Some of my friends, including several who have done so, suggested the nuclear option. Shave my whole head. As much as I hate shaving, the idea of maintaining a properly buffed and polished pate has zero appeal. I’m just not ready to push the button on the nuclear option.
Shaving off just the island is another option. Nobody would notice I’d backed my hairline up a few inches. I could keep the island from returning with a swipe of the razor when I shave in the morning.

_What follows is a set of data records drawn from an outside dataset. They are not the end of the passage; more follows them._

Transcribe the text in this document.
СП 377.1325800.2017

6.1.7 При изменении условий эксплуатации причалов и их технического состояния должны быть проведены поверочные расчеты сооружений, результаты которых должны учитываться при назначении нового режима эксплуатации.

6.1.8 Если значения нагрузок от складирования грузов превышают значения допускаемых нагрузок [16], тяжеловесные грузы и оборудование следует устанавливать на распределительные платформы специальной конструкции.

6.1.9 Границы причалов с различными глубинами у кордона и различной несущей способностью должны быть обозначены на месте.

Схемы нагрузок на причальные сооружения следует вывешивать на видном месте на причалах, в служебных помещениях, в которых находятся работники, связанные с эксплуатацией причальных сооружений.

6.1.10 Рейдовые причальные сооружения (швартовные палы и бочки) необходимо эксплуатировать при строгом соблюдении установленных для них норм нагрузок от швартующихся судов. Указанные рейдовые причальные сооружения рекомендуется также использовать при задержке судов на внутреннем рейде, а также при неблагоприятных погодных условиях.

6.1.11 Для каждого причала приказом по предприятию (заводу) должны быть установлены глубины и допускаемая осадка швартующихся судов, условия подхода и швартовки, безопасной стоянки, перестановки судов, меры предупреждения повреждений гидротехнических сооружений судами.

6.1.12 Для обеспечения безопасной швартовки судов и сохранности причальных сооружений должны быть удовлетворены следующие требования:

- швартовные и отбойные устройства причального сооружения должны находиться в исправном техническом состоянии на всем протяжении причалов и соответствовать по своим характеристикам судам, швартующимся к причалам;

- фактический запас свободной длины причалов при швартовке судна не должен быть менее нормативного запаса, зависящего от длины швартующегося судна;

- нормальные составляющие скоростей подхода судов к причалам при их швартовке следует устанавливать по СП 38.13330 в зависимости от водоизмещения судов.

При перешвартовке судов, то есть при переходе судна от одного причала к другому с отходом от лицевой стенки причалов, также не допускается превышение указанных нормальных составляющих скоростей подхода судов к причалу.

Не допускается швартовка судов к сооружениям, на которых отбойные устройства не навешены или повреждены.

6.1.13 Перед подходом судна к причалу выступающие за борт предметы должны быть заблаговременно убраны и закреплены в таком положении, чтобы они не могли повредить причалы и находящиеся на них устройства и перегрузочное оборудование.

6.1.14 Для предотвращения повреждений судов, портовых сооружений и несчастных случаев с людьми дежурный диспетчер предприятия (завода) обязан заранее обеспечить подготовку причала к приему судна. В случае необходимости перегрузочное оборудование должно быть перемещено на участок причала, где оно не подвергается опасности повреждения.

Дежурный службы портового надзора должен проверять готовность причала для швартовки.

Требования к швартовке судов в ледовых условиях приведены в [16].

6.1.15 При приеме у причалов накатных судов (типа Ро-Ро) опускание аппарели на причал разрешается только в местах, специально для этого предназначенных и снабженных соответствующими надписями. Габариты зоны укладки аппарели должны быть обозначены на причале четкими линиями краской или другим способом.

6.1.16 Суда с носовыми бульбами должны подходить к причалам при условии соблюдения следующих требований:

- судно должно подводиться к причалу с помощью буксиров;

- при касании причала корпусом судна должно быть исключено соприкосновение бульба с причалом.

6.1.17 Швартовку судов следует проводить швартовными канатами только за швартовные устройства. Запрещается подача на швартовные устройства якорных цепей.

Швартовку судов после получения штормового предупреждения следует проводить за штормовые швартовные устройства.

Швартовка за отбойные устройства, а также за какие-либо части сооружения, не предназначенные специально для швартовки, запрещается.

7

But my hair has always been my best feature. I’m sort of attached to what little is left, especially now that I have the highlights I wished for throughout my teens, twenties, and into my thirties. They’re silver rather than the blond or light brown strands I wanted, but at least they’re not that copper color I always ended up with when I tried adding them myself.
My research on dating apps turned up a
sexy gay man talented hair stylist who, after letting my hair grow for an extra month, I decided to date see about a new look. He suggested wild and crazy sex letting my hair get a little longer. Great idea!
But with the solution came a different problem. The little redneck barber lady who has cut my hair for years kept it short for a reason. The longer it gets, the more my coarse and wiry highlights tend to poke out in every direction. Throw in overgrown eyebrows, mustache, and goatee, and my head bore a striking resemblance to a Brillo pad that’s been used enough for the blue to have washed out of it.
My new stylist trimmed, clipped, shaved, and waxed the wiry stuff into submission. Yeah. Waxed. I yelled “Shit!” in a salon full of small children when he yanked, but my awesome eyebrows don’t hide my eyes anymore.
In the end, I was happy with the results. He told me to wipe some oil through my hair when it gets a little frizzy. I need to pick some up. Now that I’ve gone all electric with my mower and other yard engines, there’s not a drop of oil in the house.
A hair bridge now connects the island to the rest. Longer hair gives me options I haven’t had before. For example, I could get a weave. Never say never, but frankly, I’m too cheap. Have you seen how much extensions cost?
I like my hair now, but the mullet I had in the 80s, hands down, was the best hair I ever had. The “business in the front, party in the back” look really worked for me, and it was the last time I had bangs.
I’m not sure what hurts more, changes to my hairline or that society says a mullet is no longer a respectable option. My island will eventually disappear. I figure another inch or two of forehead will make me look cerebral. Maybe for my next cover photos, I’ll add eyeglasses, a tweed jacket with patches at the elbows, and a pipe, reflecting as I pose on just how much I miss my mullet.